I am using an esp32 but wanted to use an external ADC (surface mount) for better accuracy. The range that I want to measure is -2.4V->+2.4V. My first attempt I thought to just use a simple voltage divider, an ADC (ADS1115) and the 3V3 on the ESP32 to boost the signal so I could measure negatives which worked ok but the 3V3 fluctuates a lot with temperature which decreases the accuracy dramatically. I did do some calibration that made it a bit better but I feel it would be much easier to just use a bipolar ADC.

Is getting a bipolar ADC the easier way? What types of bipolar ADC's should I go for? Any specific recommendations? I would like to have 4 channels with mV accuracy if possible.

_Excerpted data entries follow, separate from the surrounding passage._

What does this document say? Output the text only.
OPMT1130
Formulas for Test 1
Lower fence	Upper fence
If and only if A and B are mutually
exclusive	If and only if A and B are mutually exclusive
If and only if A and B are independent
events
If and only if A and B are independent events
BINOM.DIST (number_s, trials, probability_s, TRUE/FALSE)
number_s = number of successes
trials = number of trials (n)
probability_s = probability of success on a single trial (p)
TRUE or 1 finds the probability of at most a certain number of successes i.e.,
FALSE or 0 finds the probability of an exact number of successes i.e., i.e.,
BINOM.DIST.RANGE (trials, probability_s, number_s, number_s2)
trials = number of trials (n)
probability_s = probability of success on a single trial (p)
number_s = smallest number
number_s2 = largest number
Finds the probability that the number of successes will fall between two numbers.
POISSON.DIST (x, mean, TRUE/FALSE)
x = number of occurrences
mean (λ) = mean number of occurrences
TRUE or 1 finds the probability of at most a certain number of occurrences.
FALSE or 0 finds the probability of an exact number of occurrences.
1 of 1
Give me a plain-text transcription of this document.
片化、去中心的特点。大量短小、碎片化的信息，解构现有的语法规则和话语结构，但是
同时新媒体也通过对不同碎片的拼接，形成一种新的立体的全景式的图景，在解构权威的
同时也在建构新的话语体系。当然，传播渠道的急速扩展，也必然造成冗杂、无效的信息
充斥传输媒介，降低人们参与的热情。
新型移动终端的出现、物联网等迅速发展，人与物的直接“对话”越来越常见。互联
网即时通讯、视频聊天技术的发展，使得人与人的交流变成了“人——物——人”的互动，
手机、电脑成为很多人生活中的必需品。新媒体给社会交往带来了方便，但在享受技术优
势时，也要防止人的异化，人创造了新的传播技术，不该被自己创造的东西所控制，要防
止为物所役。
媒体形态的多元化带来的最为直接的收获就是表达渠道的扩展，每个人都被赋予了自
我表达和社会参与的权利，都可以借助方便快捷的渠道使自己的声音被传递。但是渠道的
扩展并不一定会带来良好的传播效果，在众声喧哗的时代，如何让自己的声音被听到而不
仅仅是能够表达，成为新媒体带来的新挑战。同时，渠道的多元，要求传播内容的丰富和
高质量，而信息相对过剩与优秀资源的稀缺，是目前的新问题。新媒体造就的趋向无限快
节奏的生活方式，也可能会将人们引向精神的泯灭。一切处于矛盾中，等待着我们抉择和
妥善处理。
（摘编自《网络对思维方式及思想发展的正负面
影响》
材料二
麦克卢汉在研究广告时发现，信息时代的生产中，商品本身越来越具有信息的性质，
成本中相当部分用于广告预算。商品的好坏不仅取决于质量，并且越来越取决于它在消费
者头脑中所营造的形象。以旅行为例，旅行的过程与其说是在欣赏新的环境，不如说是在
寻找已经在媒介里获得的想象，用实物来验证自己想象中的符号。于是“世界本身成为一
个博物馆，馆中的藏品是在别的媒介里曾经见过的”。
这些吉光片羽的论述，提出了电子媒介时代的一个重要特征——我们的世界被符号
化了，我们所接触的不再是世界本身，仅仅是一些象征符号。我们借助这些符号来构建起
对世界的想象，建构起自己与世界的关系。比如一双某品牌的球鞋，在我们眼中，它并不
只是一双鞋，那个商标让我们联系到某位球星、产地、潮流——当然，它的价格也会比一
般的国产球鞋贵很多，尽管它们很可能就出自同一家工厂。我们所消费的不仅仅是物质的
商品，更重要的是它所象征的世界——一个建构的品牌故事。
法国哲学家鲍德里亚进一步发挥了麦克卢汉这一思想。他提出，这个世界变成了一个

Sorry if I am asking a stupid question or it has been asked before. I did search the forum and couldn't find anything.
 

Delta Prime

Joined Nov 15, 2019
1,311
Hello there :)
An onboard•INTERNAL PGA is available on the ADS1114 and ADS1115 that•I2C ™ INTERFACE: Pin-Selectable Addresses offers input ranges from the supply to as low as±256mV.
 

crutschow

Joined Mar 14, 2008
34,415
I could measure negatives which worked ok but the 3V3 fluctuates a lot with temperature which decreases the accuracy dramatically.
You could use a reference voltage IC to generate a stable reference. such as the LT1634 or, the somewhat less stable TL431.
(What are your stability requirements?)
 

Thread Starter

Edwarddim

Joined May 2, 2019
4
There are many variations of ADC input configurations so what type of bipolar ADC do you really want?

https://www.analog.com/media/en/new...ection-guide/Precision-ADC-Selector-Guide.pdf
Had a look there and I guess I am looking for either a Single-Ended True Bipolar or a Pseudo-Differential True Bipolar. I can't see on this list any that are 3.3V supply and multi channel?

You could use a reference voltage IC to generate a stable reference. such as the LT1634 or, the somewhat less stable TL431.
(What are your stability requirements?)
I have kind of figured out the problem for the circuit that I was using and it turns out that it wasn't the supply 3V3 that was fluctuating with temperature but the protection diodes that I was using which was causing the fluctuations with temperature. Removing them fixed the issue so I should be able to keep using it and think about something else for protection.

Thanks for the help however I am still keen to find out if there is a much simpler option.